The United States and China went ahead with tariff hikes on billions of dollars of each other’s automobiles, factory machinery and other goods Thursday in an escalation of a battle over Beijing’s technology policy that companies worry will chill global economic growth.
The increases came as envoys met in Washington for their first high-level talks in two months. They gave no sign of progress toward a settlement of U.S. complaints that Beijing steals technology and its industry development plans violate Chinese free-trade commitments.
The 25 percent duties previously announced apply to $16 billion of goods from each side including automobiles and metal scrap from the United States and Chinese-made factory machinery and electronic components.
In the first round of tariff hikes, U.S. President Donald Trump imposed 25 percent duties on $34 billion of Chinese imports on July 6. Beijing responded with similar penalties on the same amount of American goods.
The Chinese government criticized Thursday’s U.S. increase as a violation of World Trade Organization rules and said it would file a legal challenge.
A foreign ministry spokesman, Lu Kang, declined to give details of the Washington talks.
“We hope the U.S. side will get along with us to strive for a good result from the talks with a reasonable and practical attitude,” Lu said.
Beijing has rejected U.S. demands to scale back plans for state-led technology development that its trading partners say violate its market-opening commitments. American officials worry they might erode the United States’ industrial leadership.
With no settlement in sight, economists warn the conflict could spread and knock up to 0.5 percentage points off global economic growth through 2020.
The pressure on Chinese export industries that support millions of jobs adds to challenges for Communist leaders who are trying to shore up slowing economic growth.

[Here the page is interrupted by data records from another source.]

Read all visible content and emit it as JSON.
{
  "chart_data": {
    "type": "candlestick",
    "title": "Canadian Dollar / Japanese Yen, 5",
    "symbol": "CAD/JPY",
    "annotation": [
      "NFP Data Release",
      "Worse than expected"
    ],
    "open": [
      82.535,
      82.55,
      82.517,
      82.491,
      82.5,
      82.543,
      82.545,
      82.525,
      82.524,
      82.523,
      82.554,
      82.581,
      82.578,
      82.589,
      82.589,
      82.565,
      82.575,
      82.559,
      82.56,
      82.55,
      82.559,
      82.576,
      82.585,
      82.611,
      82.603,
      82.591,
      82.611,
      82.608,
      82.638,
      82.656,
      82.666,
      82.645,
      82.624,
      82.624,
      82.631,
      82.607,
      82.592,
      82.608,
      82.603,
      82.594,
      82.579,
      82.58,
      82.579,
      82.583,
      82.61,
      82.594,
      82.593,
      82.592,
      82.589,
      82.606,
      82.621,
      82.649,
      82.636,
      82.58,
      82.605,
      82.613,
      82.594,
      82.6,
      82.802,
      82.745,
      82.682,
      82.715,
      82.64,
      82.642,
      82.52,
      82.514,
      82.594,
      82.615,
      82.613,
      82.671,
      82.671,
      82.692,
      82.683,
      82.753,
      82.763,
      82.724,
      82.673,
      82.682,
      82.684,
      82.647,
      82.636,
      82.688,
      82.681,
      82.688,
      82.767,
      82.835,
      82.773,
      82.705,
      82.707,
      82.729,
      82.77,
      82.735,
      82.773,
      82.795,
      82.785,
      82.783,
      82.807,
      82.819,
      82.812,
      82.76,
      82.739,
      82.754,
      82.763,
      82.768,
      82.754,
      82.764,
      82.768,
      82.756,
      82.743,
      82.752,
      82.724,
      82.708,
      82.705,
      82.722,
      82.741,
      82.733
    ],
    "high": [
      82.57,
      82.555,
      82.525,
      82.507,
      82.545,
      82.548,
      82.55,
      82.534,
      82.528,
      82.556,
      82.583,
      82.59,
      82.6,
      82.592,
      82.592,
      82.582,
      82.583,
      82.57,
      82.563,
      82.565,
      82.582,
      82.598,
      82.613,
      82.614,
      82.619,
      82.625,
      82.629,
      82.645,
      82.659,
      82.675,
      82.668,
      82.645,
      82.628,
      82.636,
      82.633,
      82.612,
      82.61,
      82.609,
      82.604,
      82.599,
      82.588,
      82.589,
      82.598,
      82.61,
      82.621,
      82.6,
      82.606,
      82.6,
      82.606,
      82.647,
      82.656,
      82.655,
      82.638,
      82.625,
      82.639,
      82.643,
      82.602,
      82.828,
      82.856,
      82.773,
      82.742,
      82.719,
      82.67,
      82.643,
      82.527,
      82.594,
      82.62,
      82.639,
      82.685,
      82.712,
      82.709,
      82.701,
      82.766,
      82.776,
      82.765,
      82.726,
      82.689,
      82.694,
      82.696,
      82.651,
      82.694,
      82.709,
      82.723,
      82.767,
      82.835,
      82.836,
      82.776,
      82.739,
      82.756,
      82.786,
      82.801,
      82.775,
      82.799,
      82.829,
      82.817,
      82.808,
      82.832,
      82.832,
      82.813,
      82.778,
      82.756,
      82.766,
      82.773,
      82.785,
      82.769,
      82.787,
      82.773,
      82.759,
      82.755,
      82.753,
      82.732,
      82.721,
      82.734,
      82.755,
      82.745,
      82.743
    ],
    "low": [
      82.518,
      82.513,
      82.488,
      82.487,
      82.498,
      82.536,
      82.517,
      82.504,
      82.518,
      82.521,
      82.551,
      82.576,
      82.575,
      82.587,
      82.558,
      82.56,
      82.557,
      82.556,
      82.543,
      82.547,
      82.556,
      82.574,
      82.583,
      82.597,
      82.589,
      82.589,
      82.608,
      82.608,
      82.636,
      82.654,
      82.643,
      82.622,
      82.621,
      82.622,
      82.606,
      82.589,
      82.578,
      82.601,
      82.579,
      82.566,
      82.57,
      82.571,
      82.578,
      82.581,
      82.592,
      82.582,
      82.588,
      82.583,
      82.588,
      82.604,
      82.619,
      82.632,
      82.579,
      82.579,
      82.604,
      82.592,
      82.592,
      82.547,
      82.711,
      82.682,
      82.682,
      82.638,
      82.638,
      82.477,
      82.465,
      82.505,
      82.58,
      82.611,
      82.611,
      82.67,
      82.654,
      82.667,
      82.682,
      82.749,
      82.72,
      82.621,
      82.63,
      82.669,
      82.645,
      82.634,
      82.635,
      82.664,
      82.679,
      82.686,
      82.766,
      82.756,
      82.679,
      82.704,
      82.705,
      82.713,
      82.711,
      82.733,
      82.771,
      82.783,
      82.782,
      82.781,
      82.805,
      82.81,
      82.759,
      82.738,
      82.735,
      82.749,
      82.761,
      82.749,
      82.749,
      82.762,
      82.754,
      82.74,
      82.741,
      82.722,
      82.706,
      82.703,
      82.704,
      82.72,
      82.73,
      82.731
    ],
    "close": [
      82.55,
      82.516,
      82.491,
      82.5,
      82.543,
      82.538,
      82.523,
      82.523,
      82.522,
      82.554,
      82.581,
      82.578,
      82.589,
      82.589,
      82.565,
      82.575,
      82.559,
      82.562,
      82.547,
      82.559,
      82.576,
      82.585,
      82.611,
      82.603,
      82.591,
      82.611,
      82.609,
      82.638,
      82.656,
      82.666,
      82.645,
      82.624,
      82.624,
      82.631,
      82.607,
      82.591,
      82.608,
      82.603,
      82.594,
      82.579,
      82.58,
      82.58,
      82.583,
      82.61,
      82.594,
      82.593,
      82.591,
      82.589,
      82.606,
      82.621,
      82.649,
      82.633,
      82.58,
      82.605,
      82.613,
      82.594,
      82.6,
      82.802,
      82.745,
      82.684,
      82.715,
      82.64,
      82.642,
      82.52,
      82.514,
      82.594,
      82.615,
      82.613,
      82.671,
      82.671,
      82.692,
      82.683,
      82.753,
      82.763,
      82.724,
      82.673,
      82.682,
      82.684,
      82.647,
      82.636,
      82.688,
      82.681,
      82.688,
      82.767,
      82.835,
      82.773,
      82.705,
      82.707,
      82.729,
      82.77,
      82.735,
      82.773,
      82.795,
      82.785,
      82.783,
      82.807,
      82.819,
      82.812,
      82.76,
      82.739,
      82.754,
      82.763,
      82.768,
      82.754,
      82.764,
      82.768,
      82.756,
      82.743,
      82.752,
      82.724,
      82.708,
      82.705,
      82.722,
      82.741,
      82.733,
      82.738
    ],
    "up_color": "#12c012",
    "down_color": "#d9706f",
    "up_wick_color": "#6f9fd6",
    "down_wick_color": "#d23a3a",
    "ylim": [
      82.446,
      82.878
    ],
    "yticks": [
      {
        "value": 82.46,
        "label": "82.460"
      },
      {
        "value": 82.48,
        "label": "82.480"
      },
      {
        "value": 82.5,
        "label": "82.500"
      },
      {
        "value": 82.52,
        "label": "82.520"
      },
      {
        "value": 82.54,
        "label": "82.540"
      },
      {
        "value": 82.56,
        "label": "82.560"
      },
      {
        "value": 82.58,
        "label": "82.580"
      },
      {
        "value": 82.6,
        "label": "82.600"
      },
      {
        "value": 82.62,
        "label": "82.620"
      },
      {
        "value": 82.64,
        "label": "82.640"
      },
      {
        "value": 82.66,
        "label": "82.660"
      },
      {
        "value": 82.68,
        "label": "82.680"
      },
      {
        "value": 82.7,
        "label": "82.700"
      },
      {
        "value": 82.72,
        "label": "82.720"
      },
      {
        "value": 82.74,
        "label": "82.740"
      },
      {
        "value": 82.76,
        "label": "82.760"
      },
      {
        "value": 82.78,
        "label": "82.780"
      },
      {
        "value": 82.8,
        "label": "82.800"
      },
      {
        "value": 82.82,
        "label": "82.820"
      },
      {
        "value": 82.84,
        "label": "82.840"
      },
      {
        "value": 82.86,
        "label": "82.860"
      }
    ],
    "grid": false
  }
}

Factory output, consumer spending and other indicators were weaker than expected in July. Beijing has responded by pumping money into financial markets and announcing plans for higher spending on public works construction.
Chinese leaders have promised to help struggling exporters and ordered banks to lend more freely to them. But they have avoided full-scale economic stimulus that would set back efforts to rein in surging debt and nurture self-sustaining growth supported by consumer spending.
Forecasters say the impact of U.S. tariffs on China’s economy is small and manageable for now. Credit Suisse said this month that if Trump goes ahead with all threatened U.S. increases, the “worst case” outlook would cut China’s economic growth by 0.2 percentage points this year and 1.3 percent in 2019.
The International Monetary Fund’s growth forecast for China this year is 6.5 percent, down from last year’s 6.8 percent and more than double the U.S. forecast of 2.9 percent.
Ahead of the Washington talks, Chinese state TV mocked Trump with a sarcastic video posted on the YouTube and other social media pages of its international arm, China Global Television Network.
“You are great,” says a presenter on the nearly three-minute English-language clip, reading a letter that pays a satirical tribute to Trump.
“On behalf of doctors, thank you for pointing out the need to wean off American goods like bourbon and bacon,” the presenter says, referring to products on which China imposed retaliatory tariffs.
The video appeared to have been removed Thursday from CGTN’s social media accounts.
Trump has proposed another possible round of tariff hikes involving 25 percent increases on an additional $200 billion of Chinese goods. Beijing issued a $60 billion list of American products for retaliation if Washington goes ahead with that.
That smaller target list reflects the fact that Beijing is running out of American goods for retaliation due to their lopsided trade balance.
China’s imports from the United States last year totaled about $130 billion. That leaves about $20 billion for penalties after tariffs already imposed or planned on a total of $110 billion.
Chinese authorities have said they will take “comprehensive measures,” which companies worry could mean targeting operations of American businesses in China for disruption.